Cda clinical practice guidelines 2013 pdf

Cda clinical practice guidelines 2013 pdf forward this error screen to sharedip-10718044127. Please forward this error screen to sharedip-1071800229. Basal Bolus Insulin Therapy is an initial priority.

Why is Diabetes in Hospital Important? Diabetes is a very common condition, affecting an estimated 1 in 20 Canadians. Local data suggests that 1 in 5 adult patients admitted to hospital in Alberta has diabetes. It is estimated that the health care budget contributes 13 billion dollars per year to the care of 2 million Canadians with Diabetes. If clinicians fail to recognize and treat hyperglycemia appropriately, diabetic patients are at risk for multi-organ complications, infection, prolonged hospitalization, and increased mortality1, 2. Basal Bolus Insulin therapy allows clinicians to customize insulin regimens based on the unique needs of each patient.

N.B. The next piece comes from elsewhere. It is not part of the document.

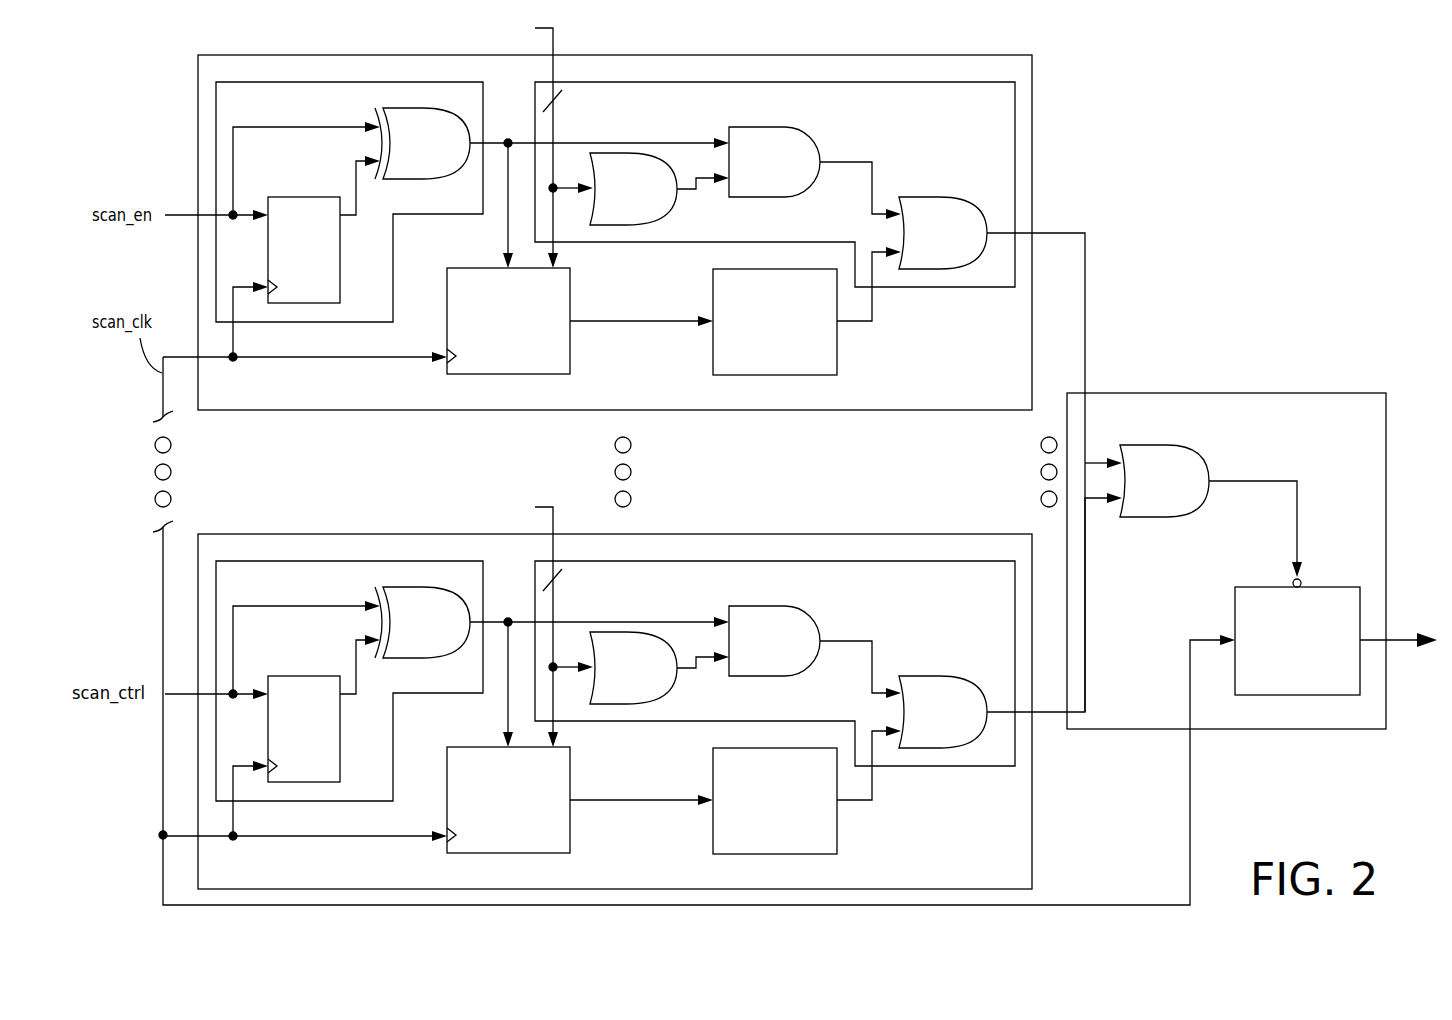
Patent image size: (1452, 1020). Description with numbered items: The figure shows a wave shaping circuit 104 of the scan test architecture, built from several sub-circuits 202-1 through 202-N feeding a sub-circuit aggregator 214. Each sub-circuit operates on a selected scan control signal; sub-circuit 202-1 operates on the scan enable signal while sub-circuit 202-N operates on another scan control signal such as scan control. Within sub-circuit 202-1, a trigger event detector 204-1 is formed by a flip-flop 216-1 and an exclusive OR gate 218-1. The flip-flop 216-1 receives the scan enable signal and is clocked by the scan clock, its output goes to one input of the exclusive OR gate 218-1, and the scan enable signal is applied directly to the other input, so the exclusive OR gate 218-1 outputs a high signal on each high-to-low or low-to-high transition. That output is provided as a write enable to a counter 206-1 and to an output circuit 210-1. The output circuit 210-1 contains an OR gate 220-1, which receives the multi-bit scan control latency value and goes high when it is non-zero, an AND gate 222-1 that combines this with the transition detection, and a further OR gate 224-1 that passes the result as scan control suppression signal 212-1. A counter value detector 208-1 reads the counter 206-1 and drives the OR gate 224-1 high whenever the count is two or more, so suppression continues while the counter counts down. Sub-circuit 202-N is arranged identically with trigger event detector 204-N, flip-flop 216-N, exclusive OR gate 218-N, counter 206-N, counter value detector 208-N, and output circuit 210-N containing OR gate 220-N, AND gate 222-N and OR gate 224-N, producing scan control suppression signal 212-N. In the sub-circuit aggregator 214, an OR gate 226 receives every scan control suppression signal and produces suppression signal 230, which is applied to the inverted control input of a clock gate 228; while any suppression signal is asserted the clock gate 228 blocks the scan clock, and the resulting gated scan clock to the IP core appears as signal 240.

It is proactive, and aims to anticipate the patient’s insulin needs. It prevents blood sugar highs and lows, allowing the patient to feel better. Traditional sliding scale insulin treatment is not individualized, and can result in greater blood sugar fluctuation throughout the day. IMPORTANT: Though BBIT relies on a safe calculation to establish insulin doses, it does not replace clinical judgment. BBIT is a common method of treating diabetes outside of the hospital setting, and therefore may be more familiar to patients. Basal – Long acting insulin to reproduce endogenous insulin that is normally produced by the pancreas 24 hours per day in those without diabetes.

Bolus – Short acting insulin to balance the carbohydrate intake with meals. Insulin Correction – Additional short acting insulin used to make small corrections and bring blood glucose back to target, if needed. Our ultimate objective is to promote safe and effective diabetes management in hospital by focusing on clinical education, quality improvement and knowledge translation. If a recurrent correction dose is needed at a given meal due to a consistently elevated blood glucose, then the correction dose amount should be added to the PREVIOUS meal’s bolus dose! Discuss the situation surrounding the hypoglycemic event with the patient.